Combined immunodeficiency (CID) involves profound defects in B and T lymphocyte development and function. This study examined clinical and immunological phenotypes of CID patients with and without pulmonary manifestations.

Methods

This retrospective multicenter study included 53 CID patients diagnosed between 2009 and 2022 with available thoracic computed tomography scans. Patients were categorized based on pulmonary manifestations presence. Demographic, clinical, and laboratory characteristics were compared using conservative statistical thresholds (P < 0.01). All laboratory parameters were interpreted using age-adjusted pediatric reference ranges.

Results

Among 53 patients (56.6% male), 43 had pulmonary abnormalities on HRCT. Common clinical features included skin lesions (43.4%), failure to thrive (34%), and autoimmunity (32.1%). HRCT revealed pneumonia (28.3%), bronchiectasis (18.9%), interstitial lung disease with BOOP-like pattern (3.8%), and other findings.
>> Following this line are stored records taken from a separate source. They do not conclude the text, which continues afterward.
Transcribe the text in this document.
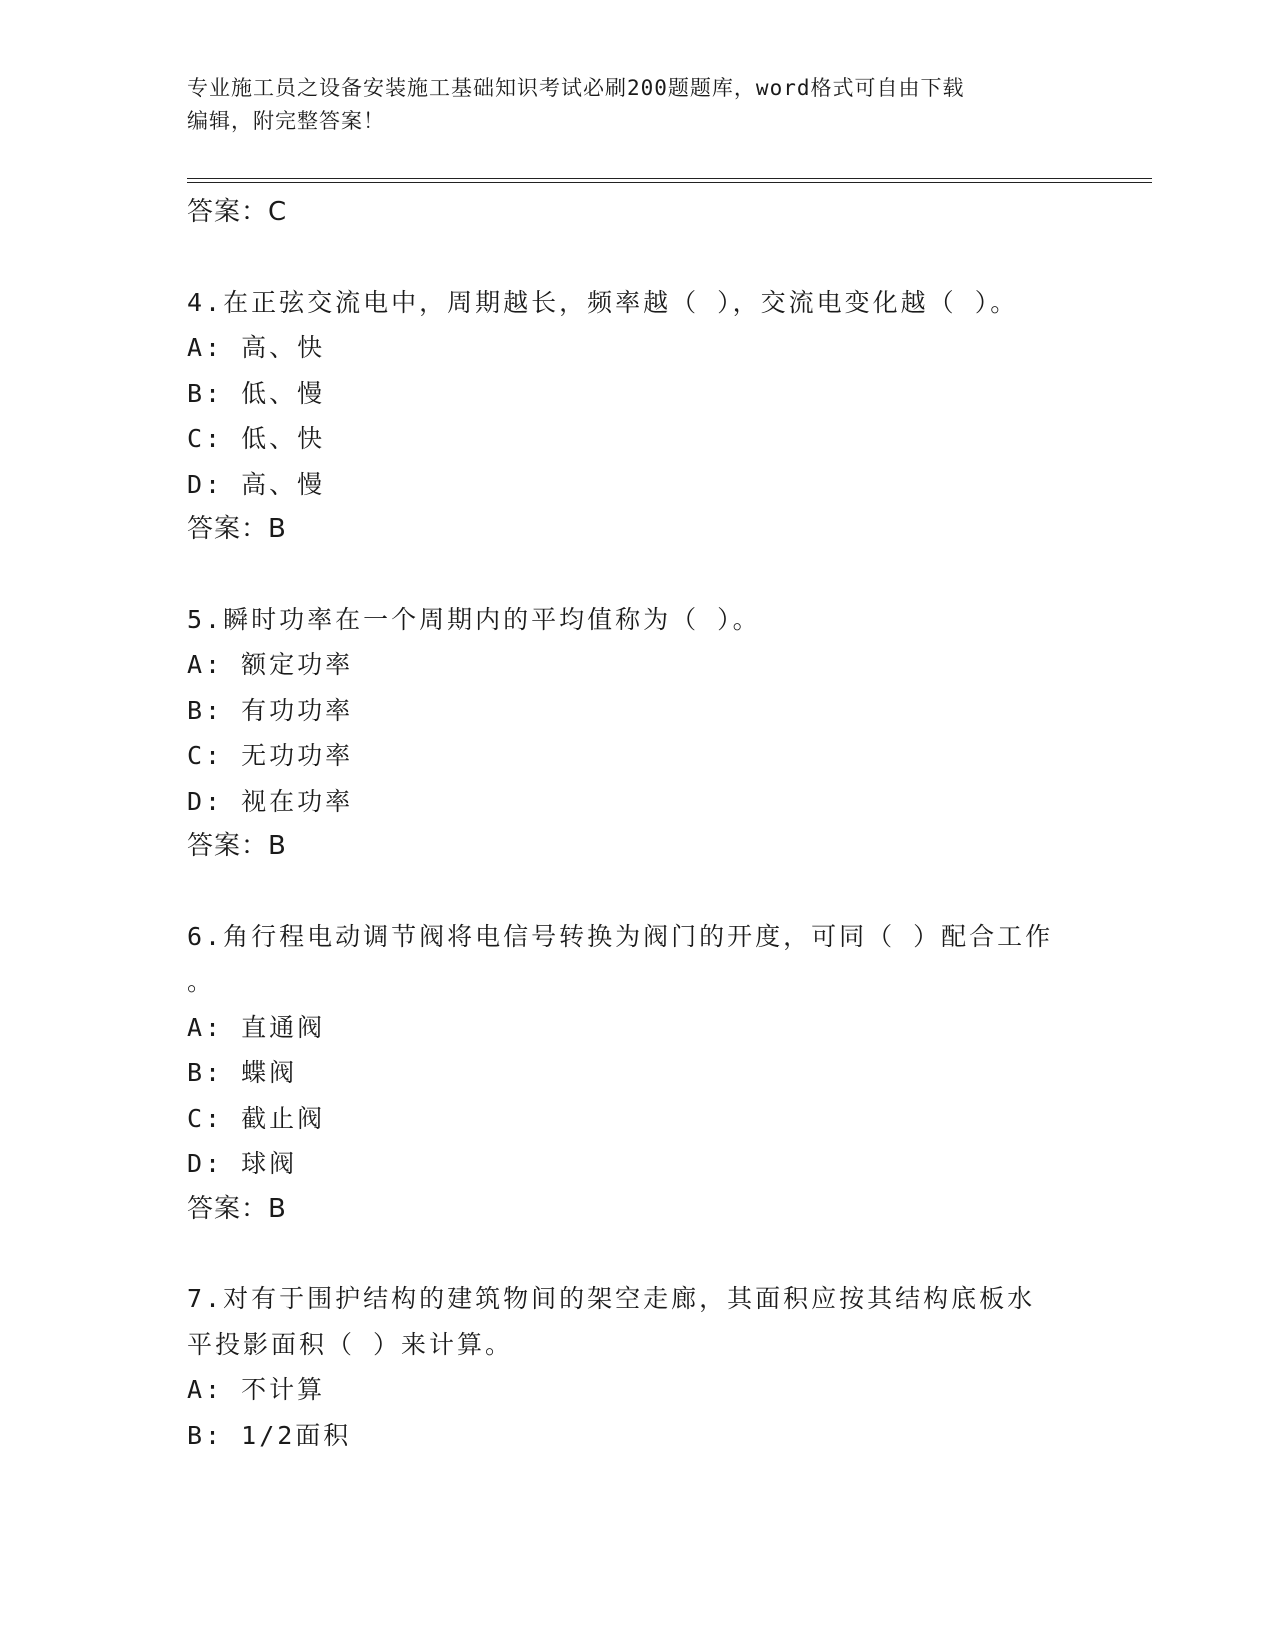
专业施工员之设备安装施工基础知识考试必刷200题题库，word格式可自由下载
编辑，附完整答案！
答案：C
4.在正弦交流电中，周期越长，频率越（ ），交流电变化越（ ）。
A: 高、快
B: 低、慢
C: 低、快
D: 高、慢
答案：B
5.瞬时功率在一个周期内的平均值称为（ ）。
A: 额定功率
B: 有功功率
C: 无功功率
D: 视在功率
答案：B
6.角行程电动调节阀将电信号转换为阀门的开度，可同（ ）配合工作
。
A: 直通阀
B: 蝶阀
C: 截止阀
D: 球阀
答案：B
7.对有于围护结构的建筑物间的架空走廊，其面积应按其结构底板水
平投影面积（ ）来计算。
A: 不计算
B: 1/2面积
Using age-adjusted pediatric reference ranges, profound immunological defects were confirmed: absolute lymphocyte count below the 5th percentile in 92% (49/53), CD3 + T cells below the 5th percentile in 94% (47/50 tested), CD4 + T cells below the 5th percentile in 96% (51/53), CD19 + B cells below the 5th percentile in 94% (50/53), and hypogammaglobulinaemia (IgG below the 5th percentile) in 98% (52/53). Patients with abnormal HRCT had significantly lower CD4 + T-cell counts (178 vs. 498 cells/µL; P = 0.008) and CD19 + B-cell counts (42 vs. 189 cells/µL; P = 0.009). Bronchoscopy identified Aspergillus fumigatus, Streptococcus pneumoniae, and multidrug-resistantAcinetobacter baumannii. Deceased patients showed significantly lower baseline platelets (183,000 vs. 266,000 cells/µL; P = 0.009), IgG (380 vs. 720 mg/dL; P = 0.007), and IgE (0.8 vs. 12 IU/mL; P = 0.008).

Conclusion

Pulmonary manifestations affect 81.1% of Iranian CID patients. Low baseline platelets, IgG, and IgE constitute a robust prognostic triad for mortality (P = 0.009, P = 0.007, P = 0.008 respectively). Application of age-adjusted reference ranges revealed profound immunological defects. Systematic HRCT surveillance using low-dose protocols and distinguishing infectious sequelae from immune-mediated lung disease guides targeted management in resource-limited settings.